4. Model Vulnerability at the Top

The fastest way to normalise mental health conversations at work? Leaders going first.

When senior leaders speak openly about their own experiences—whether it’s therapy, burnout, anxiety, or simply needing a break—it sends a powerful message. It says, “You don’t have to hide here. You don’t have to pretend.”

This doesn’t mean oversharing or turning meetings into therapy sessions. It means showing up as a human being. It means saying, “I’ve been feeling overwhelmed lately too” or “I’ve needed to prioritise my mental health this week.”

Real culture change starts when vulnerability is modelled from the top.

5. Give Wellbeing Champions the Right Tools

Too often, wellbeing champions are given the title without the training. They’re passionate and willing—but unsupported. That sets them (and their colleagues) up for frustration.

If you’re serious about mental health in your workplace, wellbeing champions need real resources:

  • Conversation guides and listening tools

  • Clear escalation pathways

  • Regular training and connection with HR or mental health leads

  • Time in their schedules to actually be a wellbeing champion

They don’t need to be experts—but they do need to be equipped.

6. Measure the Culture (and Celebrate Progress)
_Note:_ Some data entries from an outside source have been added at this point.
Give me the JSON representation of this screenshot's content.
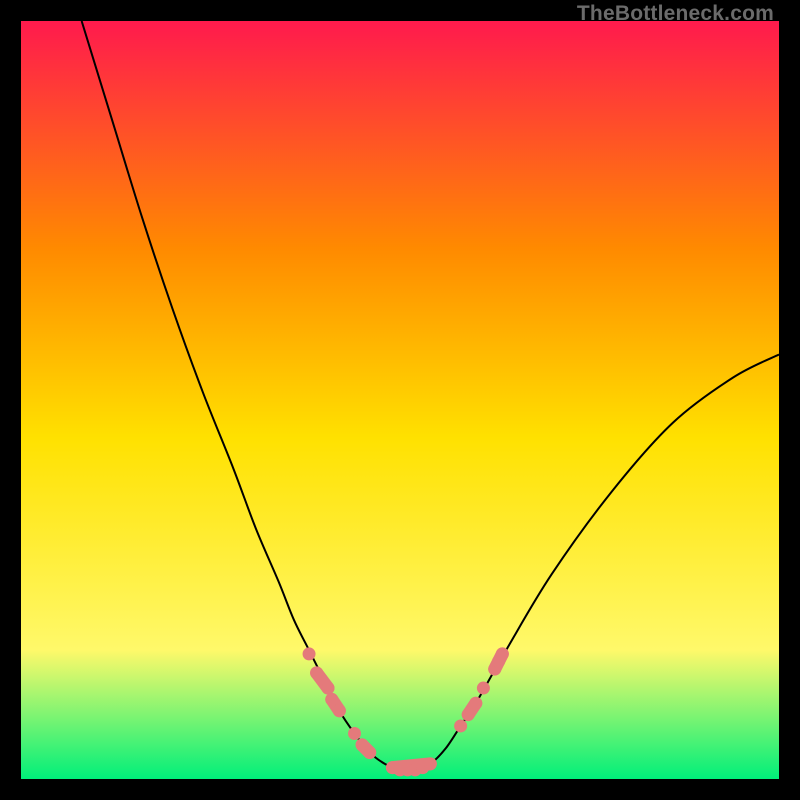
{
  "attribution": "TheBottleneck.com",
  "colors": {
    "bg_black": "#000000",
    "gradient_top": "#ff1a4d",
    "gradient_mid1": "#ff8a00",
    "gradient_mid2": "#ffe100",
    "gradient_mid3": "#fff96a",
    "gradient_bottom": "#00ef7a",
    "curve": "#000000",
    "markers": "#e47a7b"
  },
  "chart_data": {
    "type": "line",
    "title": "",
    "xlabel": "",
    "ylabel": "",
    "xlim": [
      0,
      100
    ],
    "ylim": [
      0,
      100
    ],
    "series": [
      {
        "name": "bottleneck-curve",
        "x": [
          8,
          12,
          16,
          20,
          24,
          28,
          31,
          34,
          36,
          38,
          40,
          42,
          44,
          46,
          48,
          50,
          52,
          54,
          56,
          58,
          60,
          64,
          70,
          78,
          86,
          94,
          100
        ],
        "y": [
          100,
          87,
          74,
          62,
          51,
          41,
          33,
          26,
          21,
          17,
          13,
          9,
          6,
          3.5,
          2,
          1.2,
          1.2,
          2,
          4,
          7,
          10,
          17,
          27,
          38,
          47,
          53,
          56
        ]
      }
    ],
    "markers": [
      {
        "x": 38,
        "y": 16.5
      },
      {
        "x": 39,
        "y": 14
      },
      {
        "x": 40.5,
        "y": 12
      },
      {
        "x": 41,
        "y": 10.5
      },
      {
        "x": 42,
        "y": 9
      },
      {
        "x": 44,
        "y": 6
      },
      {
        "x": 45,
        "y": 4.5
      },
      {
        "x": 46,
        "y": 3.5
      },
      {
        "x": 49,
        "y": 1.5
      },
      {
        "x": 50,
        "y": 1.2
      },
      {
        "x": 51,
        "y": 1.2
      },
      {
        "x": 52,
        "y": 1.2
      },
      {
        "x": 53,
        "y": 1.5
      },
      {
        "x": 54,
        "y": 2
      },
      {
        "x": 58,
        "y": 7
      },
      {
        "x": 59,
        "y": 8.5
      },
      {
        "x": 60,
        "y": 10
      },
      {
        "x": 61,
        "y": 12
      },
      {
        "x": 62.5,
        "y": 14.5
      },
      {
        "x": 63,
        "y": 15.5
      },
      {
        "x": 63.5,
        "y": 16.5
      }
    ],
    "marker_pairs": [
      {
        "from": 1,
        "to": 2
      },
      {
        "from": 3,
        "to": 4
      },
      {
        "from": 6,
        "to": 7
      },
      {
        "from": 8,
        "to": 13
      },
      {
        "from": 15,
        "to": 16
      },
      {
        "from": 18,
        "to": 20
      }
    ]
  }
}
You can’t manage what you don’t measure.

Start by including mental health and psychological safety metrics in your employee feedback and engagement surveys. Ask questions like:

  • “I feel safe talking about my mental health with my manager.”

  • “My company takes employee wellbeing seriously.”

  • “I feel supported when I’m struggling at work.”

And when you see improvements? Share those wins. Let people know that the culture is shifting—because of them.

Data isn’t just about tracking problems. It’s also about reinforcing what’s working.

7. Make Conversations Ongoing, Not One-Off

If the only time mental health is mentioned is during a themed month or after a crisis, you’re not building a culture—you’re managing a campaign.

Mental health should be woven into the fabric of how your organisation operates. That means:

  • Regular check-ins that include wellbeing questions

  • Space for mental health in team meetings

  • Encouragement to use mental health days without guilt

  • Consistent, visible support from all levels of leadership

Sustainable change comes from repetition, not big gestures.

 

This Is Culture Work—Not a Side Project

Normalising mental health conversations at work isn’t soft, extra, or niche. It’s foundational. It builds trust. It reduces burnout. It makes people want to stay, grow, and contribute.

If you’re a leader, a manager, or someone who simply cares—your role in this work matters. You don’t have to be an expert. You just have to be willing to learn, to show up, and to keep the door open.

Because the more we talk, the more we dismantle the stigma. And the more we listen, the more we build the kind of workplaces we actually want to be part of.